Disparus de l'Isère : histoire d'un dossier perdu oublié et enfin rouvert

 

Disparus de l'Isère : histoire d'un dossier perdu oublié et enfin rouvert

2000002982373Les enfants disparus de l'Isère.

La chambre de l'instruction de la Cour d'appel de Grenoble a rendu sa décision : elle rouvre le fameux dossier des enfants disparus de l'Isère.

Dossier

Le dossier des enfants disparus dans l'Isère va être rouvert : la chambre d'instruction de la Cour d'appel de Grenoble a rendu sa décision mardi 23 juin, après que les avocats des familles ont fait appel de décisions de non-lieu.

Juges 

Deux juges d'instruction vont donc relancer les enquêtes sur les disparitions de Charazed Bendouiou, 10 ans, disparue à Bourgoin-Jallieu en 1987, et Ludovic Janvier, 6 ans, disparu à Saint-Martin-d'Hères en 1983.

Grégory Dubrulle

Ils vont aussi tenter d'élucider enfin l'enlèvement de Grégory Dubrulle, survenu à Grenoble en 1983 alors qu'il avait 7 ans. Violé et laissé pour mort sur une décharge publique, il a aujourd'hui 38 ans et veut comprendre.

Terrains

Les terrains vagues autour de la rue Adrien-Ricard à Grenoble ont disparu. Un tribunal et des logements ont poussé à la place. Mais la barre d'immeuble, où vivait Grégory Dubrulle, n'a pas bougé. 

Appartement

Il montre les fenêtres de l'appartement où il a grandi, au 2e étage. Et la marche du hall 4, celle sur laquelle il était assis, torse-nu et short bleu, quand un homme en voiture lui a demandé comment sortir de ce chemin. 

Grégory

C'était le 9 juillet 1983, Grégory avait 8 ans. Il s'est retrouvé au pied du siège passager, il pleurait. Il voit encore, trente ans plus tard, le petit joueur de foot qui pendait au rétro, les jambes de son ravisseur qui portait un short. Puis plus rien, "le trou noir".

Familles

Mais pour lui comme pour les familles des trois autres garçons et cinq filles volatilisés ou assassinés dans la région entre 1980 et 1996, le mystère reste entier. 

Affaire

C'est l'affaire des "disparus de l'Isère". Des cold cases, des dossiers anciens jamais résolus, tous frappés d'un non-lieu deux à trois ans après les faits. La justice les a oubliés, jusqu'à les condamner parfois au silence définitif en détruisant des scellés.

Souffrances

Si vingt ou trente ans ont passé, les familles de ces enfants disparus ou tués vivent toujours au présent ces souffrances d'hier, des drames qui ne passent pas.

Meurtres

Elles entendent parler des meurtres de l'A6, des disparues de la gare de Perpignan.
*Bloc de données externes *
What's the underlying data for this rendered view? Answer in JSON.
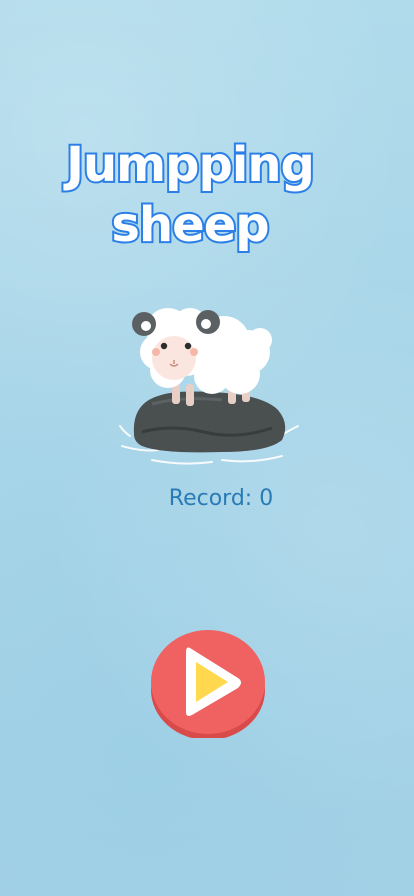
{
  "game": {
    "title_line1": "Jumpping",
    "title_line2": "sheep"
  },
  "record": {
    "label": "Record: 0"
  },
  "play_button": {
    "icon": "play-icon",
    "color": "#f06161"
  },
  "colors": {
    "background": "#a9d7ea",
    "title_outline": "#2b7fe6",
    "record_text": "#2a7bb5"
  }
}
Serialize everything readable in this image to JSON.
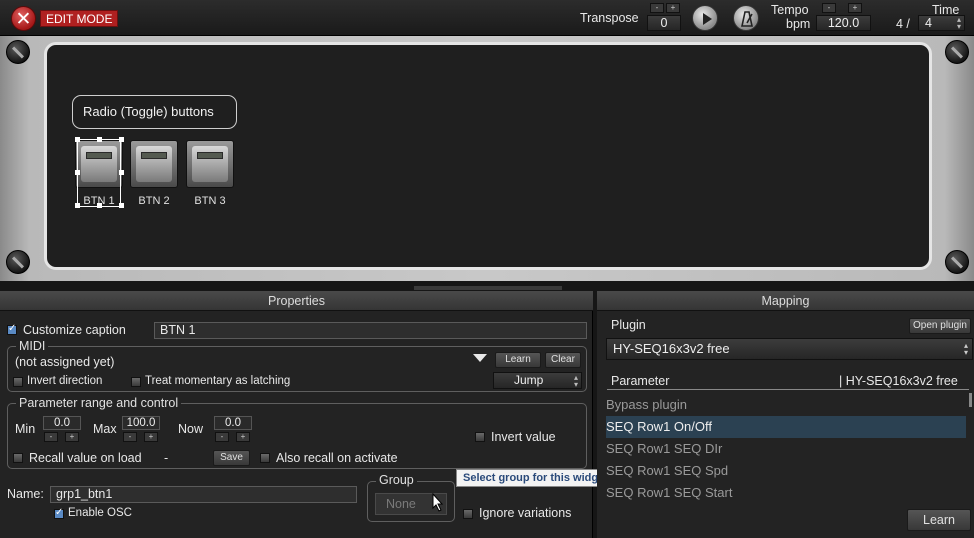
{
  "topbar": {
    "close_symbol": "✕",
    "edit_mode": "EDIT MODE",
    "transpose_label": "Transpose",
    "transpose_value": "0",
    "tempo_label": "Tempo",
    "tempo_unit": "bpm",
    "tempo_value": "120.0",
    "time_label": "Time",
    "time_numerator": "4 /",
    "time_denominator": "4",
    "minus": "-",
    "plus": "+"
  },
  "panel": {
    "group_caption": "Radio (Toggle) buttons",
    "buttons": [
      {
        "label": "BTN 1"
      },
      {
        "label": "BTN 2"
      },
      {
        "label": "BTN 3"
      }
    ]
  },
  "properties": {
    "title": "Properties",
    "customize_caption_label": "Customize caption",
    "customize_caption_value": "BTN 1",
    "midi": {
      "title": "MIDI",
      "status": "(not assigned yet)",
      "learn": "Learn",
      "clear": "Clear",
      "invert_direction": "Invert direction",
      "treat_momentary": "Treat momentary as latching",
      "mode": "Jump"
    },
    "range": {
      "title": "Parameter range and control",
      "min_label": "Min",
      "min_value": "0.0",
      "max_label": "Max",
      "max_value": "100.0",
      "now_label": "Now",
      "now_value": "0.0",
      "invert_value": "Invert value",
      "recall_value": "Recall value on load",
      "recall_dash": "-",
      "save": "Save",
      "also_recall": "Also recall on activate"
    },
    "name_label": "Name:",
    "name_value": "grp1_btn1",
    "enable_osc": "Enable OSC",
    "group_title": "Group",
    "group_value": "None",
    "ignore_variations": "Ignore variations",
    "tooltip": "Select group for this widget"
  },
  "mapping": {
    "title": "Mapping",
    "plugin_label": "Plugin",
    "open_plugin": "Open plugin",
    "plugin_value": "HY-SEQ16x3v2 free",
    "parameter_header": "Parameter",
    "parameter_plugin": "| HY-SEQ16x3v2 free",
    "params": [
      {
        "label": "Bypass plugin"
      },
      {
        "label": "SEQ Row1 On/Off"
      },
      {
        "label": "SEQ Row1 SEQ DIr"
      },
      {
        "label": "SEQ Row1 SEQ Spd"
      },
      {
        "label": "SEQ Row1 SEQ Start"
      }
    ],
    "selected_index": 1,
    "learn": "Learn"
  }
}
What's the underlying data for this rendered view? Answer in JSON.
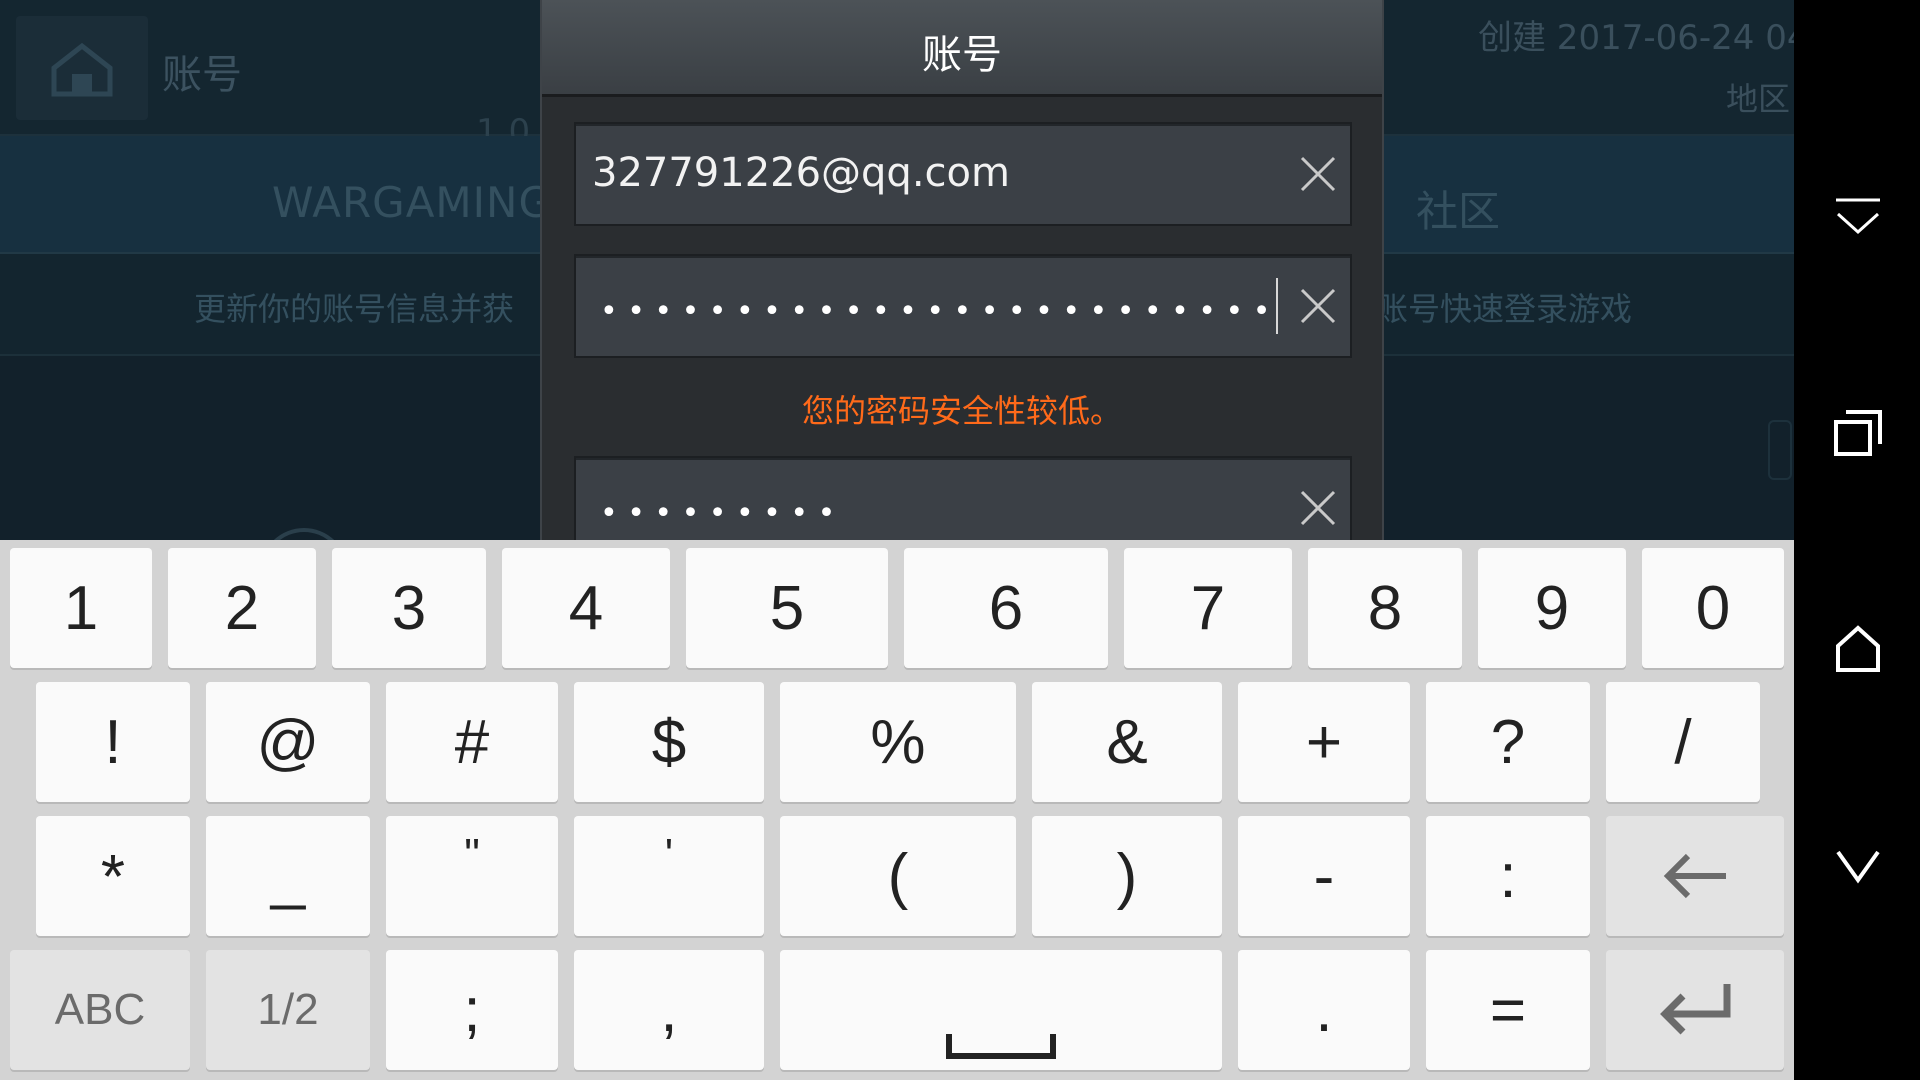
{
  "background": {
    "header_title": "账号",
    "created_text": "创建 2017-06-24 04",
    "region_text": "地区",
    "digits_fragment": "1 0",
    "tab_wargaming": "WARGAMING.",
    "tab_community": "社区",
    "banner_left": "更新你的账号信息并获",
    "banner_right": "账号快速登录游戏"
  },
  "dialog": {
    "title": "账号",
    "email_value": "327791226@qq.com",
    "password_mask": "•••••••••••••••••••••••••",
    "password_warning": "您的密码安全性较低。",
    "confirm_mask": "•••••••••"
  },
  "keyboard": {
    "row1": [
      "1",
      "2",
      "3",
      "4",
      "5",
      "6",
      "7",
      "8",
      "9",
      "0"
    ],
    "row2": [
      "!",
      "@",
      "#",
      "$",
      "%",
      "&",
      "+",
      "?",
      "/"
    ],
    "row3": [
      "*",
      "_",
      "\"",
      "'",
      "(",
      ")",
      "-",
      ":"
    ],
    "row4": {
      "abc_label": "ABC",
      "page_label": "1/2",
      "semicolon": ";",
      "comma": ",",
      "period": ".",
      "equals": "="
    }
  },
  "colors": {
    "warning": "#ff6a1a",
    "dialog_bg": "#2a2d30",
    "keyboard_bg": "#d3d3d3"
  },
  "icons": {
    "home": "home-icon",
    "clear": "close-icon",
    "backspace": "backspace-arrow-icon",
    "enter": "enter-icon",
    "space": "space-icon",
    "nav_collapse": "chevron-down-collapse-icon",
    "nav_recents": "recents-icon",
    "nav_home": "home-outline-icon",
    "nav_back": "chevron-down-icon"
  }
}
Des affaires qui, près de vingt ans après les crimes, aboutissent à l'interpellation de suspects, confondus grâce à l'évolution des méthodes de la police scientifique.

Presse

Elles lisent dans la presse que policiers et gendarmes ont été invités par leur hiérarchie à étudier tous les dossiers dormants à la lueur des nouvelles techniques.

Mots

"Mais tout ça, ce ne sont que des mots", enrage Férouze Bendouiou, dont la sœur a disparu le mercredi 8 juillet 1987 à Bourgoin-Jallieu. Charazed avait 10 ans. Elle a descendu une poubelle, elle est allée jouer, et personne ne l'a revue. En 1989, la justice a prononcé un non-lieu. Férouze n'a jamais lâché.

Survivant 

Grégory Dubrulle est un survivant. j'ai un truc cassé au fond de moi, et de la haine. Je vois de grands hommes pris la main dans le sac, à qui il n'arrive rien. Et nous, qui avons été victimes du pire, on ne nous regarde même pas. S'il y a une justice, je voudrais savoir pour qui ?"

Grégory Dubrulle

Grégory Dubrulle est revenu à lui le 10 juillet 1983 à 26 kilomètres de son domicile, sur un tas de déchets où son agresseur l'avait laissé pour mort, étranglé et le crâne fracturé. Il se souvient : j'avais comme de la gelée dans les cheveux, des mouches tournaient autour de ma tête."

Rampé

L'enfant a rampé jusqu'à une petite route en terre, où un automobiliste l'a secouru. Il a été entendu quatre, cinq fois dans les mois qui ont suivi les faits. Puis plus rien. Virginie et Jérôme Janvier n'ont plus jamais eu de nouvelles de leur frère Ludovic, 6 ans, depuis le 17 mars 1983, date de sa disparition à Saint-Martin-d'Hères.

Cigarettes

Il était parti acheter des cigarettes pour son père, avec Jérôme et leur plus jeune frère. Sur le chemin du retour, ils ont croisé la route d'un homme en bleu de travail, avec un casque sur la tête. Jérôme raconte.

Chien

Il nous a dit avoir perdu son chien-loup. Que si nous l'aidions à le retrouver, il nous achèterait des bonbons. Il nous a envoyés, mon petit frère et moi, dans une direction. Et il a embarqué Ludovic par la main dans l'autre sens."

Enquêteurs

Les enquêteurs ont suivi une fausse piste, puis abandonné. "Ils sont allés chercher notre père sur son lieu de travail, pour l'attacher à un radiateur et lui taper dessus avec des bottins, pensant qu'il avait vendu son fils", s'indignent Virginie et Jérôme. Le nom de Ludovic est tatoué sur le bras de sa mère, qui survit, achète fleurs et gâteau chaque année pour l'anniversaire de son fils disparu.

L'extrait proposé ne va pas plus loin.